When Adele called me, she was frantic. “Sissy has been sick for ten days,” she said. “ I have prayed and prayed and even hired a healer to touch Sissy with her hands (not a pleasant visual, I can tell you) but Sissy is worse than ever.”

Now, I do not like to tamper with anyone’s religious belief and I will never diminish someone’s concern for an ailing living thing. If Adele prefers God to a licensed veterinarian that is fine with me, but common sense told me that Sissy’s problem could be remedied with very little effort on Adele’s part while she waited for God to respond. So it was that I counseled Adele: ”First, boil some rice, add a bit of chicken and feed it to Sissy. Then, pray.”

Adele called me the next day. “I know you won’t believe me!,” she said. ”But God finally answered my prayer. Sissy is romping around like a puppy today. She is cured!!!”

“What a miracle!! “ I said. “Did she eat the rice?”

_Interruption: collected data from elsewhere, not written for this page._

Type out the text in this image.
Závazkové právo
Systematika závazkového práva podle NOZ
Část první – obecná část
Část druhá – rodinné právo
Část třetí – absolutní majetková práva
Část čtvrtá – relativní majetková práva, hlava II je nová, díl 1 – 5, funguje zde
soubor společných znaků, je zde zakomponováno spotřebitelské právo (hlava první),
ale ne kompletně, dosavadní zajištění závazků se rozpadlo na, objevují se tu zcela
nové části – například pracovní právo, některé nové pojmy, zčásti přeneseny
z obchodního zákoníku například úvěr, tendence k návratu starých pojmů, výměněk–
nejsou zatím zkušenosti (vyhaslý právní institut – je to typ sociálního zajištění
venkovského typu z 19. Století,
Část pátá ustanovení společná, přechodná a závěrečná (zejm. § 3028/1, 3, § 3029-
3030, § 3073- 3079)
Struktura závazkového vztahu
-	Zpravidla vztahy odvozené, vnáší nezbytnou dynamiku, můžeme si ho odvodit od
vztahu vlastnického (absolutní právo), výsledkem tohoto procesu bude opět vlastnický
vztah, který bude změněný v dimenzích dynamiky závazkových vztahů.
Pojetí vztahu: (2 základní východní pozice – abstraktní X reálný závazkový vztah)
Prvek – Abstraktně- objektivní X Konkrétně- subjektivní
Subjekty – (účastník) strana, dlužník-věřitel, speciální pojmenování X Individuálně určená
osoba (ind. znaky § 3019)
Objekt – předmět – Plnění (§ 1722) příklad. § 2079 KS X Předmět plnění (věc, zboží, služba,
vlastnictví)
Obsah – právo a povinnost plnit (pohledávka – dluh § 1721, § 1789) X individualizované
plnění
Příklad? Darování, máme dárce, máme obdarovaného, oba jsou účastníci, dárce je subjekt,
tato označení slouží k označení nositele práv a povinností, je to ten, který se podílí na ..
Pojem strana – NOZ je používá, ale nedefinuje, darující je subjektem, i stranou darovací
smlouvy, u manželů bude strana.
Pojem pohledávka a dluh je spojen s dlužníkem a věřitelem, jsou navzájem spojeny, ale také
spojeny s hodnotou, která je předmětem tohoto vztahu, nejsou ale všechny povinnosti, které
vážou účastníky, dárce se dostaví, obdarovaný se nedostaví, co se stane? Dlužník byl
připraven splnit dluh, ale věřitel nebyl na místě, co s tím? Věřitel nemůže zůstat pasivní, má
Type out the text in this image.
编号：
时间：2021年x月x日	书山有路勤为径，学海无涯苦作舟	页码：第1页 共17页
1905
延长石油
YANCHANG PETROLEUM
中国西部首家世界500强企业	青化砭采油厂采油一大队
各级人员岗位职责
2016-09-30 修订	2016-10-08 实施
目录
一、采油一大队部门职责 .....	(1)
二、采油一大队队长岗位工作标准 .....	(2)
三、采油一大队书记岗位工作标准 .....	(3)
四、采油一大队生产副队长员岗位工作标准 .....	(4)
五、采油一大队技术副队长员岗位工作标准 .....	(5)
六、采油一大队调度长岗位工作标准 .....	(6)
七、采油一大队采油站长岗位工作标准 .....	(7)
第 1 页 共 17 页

“She did and she loved it,” said Adele.

All of us organize our lives with the rules we believe give each day a sensible structure. But sometimes, those very rules narrow our lives instead of opening new windows that expand our horizons. When we reach our seventies, our lives have given us new perspectives on what we once believed were our limitations. Some of us break down the barriers we have created and take a chance on something new . Many more of us are afraid to wander into the unknown.

Adele wants to be a singer. She loves music and dreams of performing on a big stage somewhere. That is as far as she has gotten with her vision. She dreams about it. She does not actually sing. I asked her why she didn’t join her church choir and she said. ”They have rehearsals twice a week and perform every Sunday. I can’t leave Sissy that long.”

Adele has always wanted to travel. She sees herself on the Italian Riviera in a tiny little bikini strolling along the beach and raising eyebrows and a few other things. She has plenty of money for a ticket to this paradise of pasta and permissiveness, but she cannot bring herself to make the reservation. “How can I leave Sissy for that long? “ she said. “I could never put her in a kennel. She might get a cough.”

She didn’t mention that bikinis tend to sag in the wrong places and are too skimpy to cover the essentials these days. She also didn’t mention that if anyone she doesn’t know calls her, she hangs up immediately. “It’s one of those crank calls,” she says. “I can always feel it.“ In her dream, she sees herself going out with a tall, ageless Italian lothario and…well, if it happens, it happens…but that is only in her dream. She knows that the footnote to her sybaritic vision is: I am afraid of strangers, even Italian ones. And so she tells me of her wonderful travel ideas and shakes her head as she explains that she would leave in a minute if it weren’t that Sissy needs her.

Adele has lost the world and the world has lost Adele. Think of the wonderful music she could contribute to her church; think of the children Adele could tutor and help master reading. She was, after all, a school teacher in her other unretired life. Think of the events she could see if she ventured away from her living room one evening. Think of the new horizons she would discover. The real tragedy is that Adele doesn’t think of these exciting things at all. She only thinks of Sissy. Her dog is more human to her than human beings. Sissy is a person to Adele, a person she can control, one that doesn’t frighten her and one that stays with her in a tiny little comfort zone all their own.

Sadly, there are millions of Adele’s in this world of ours. She has never figured out that the older we are the less we need to limit ourselves or use our animals as an excuse to keep living the same day over and over again. The good news is that every day, there is another person who figures out that Fido is a dog and that the real action is with the people in his world. And I think that is a very good thing.

Don't accept your dog's admiration as conclusive evidence that you are wonderful.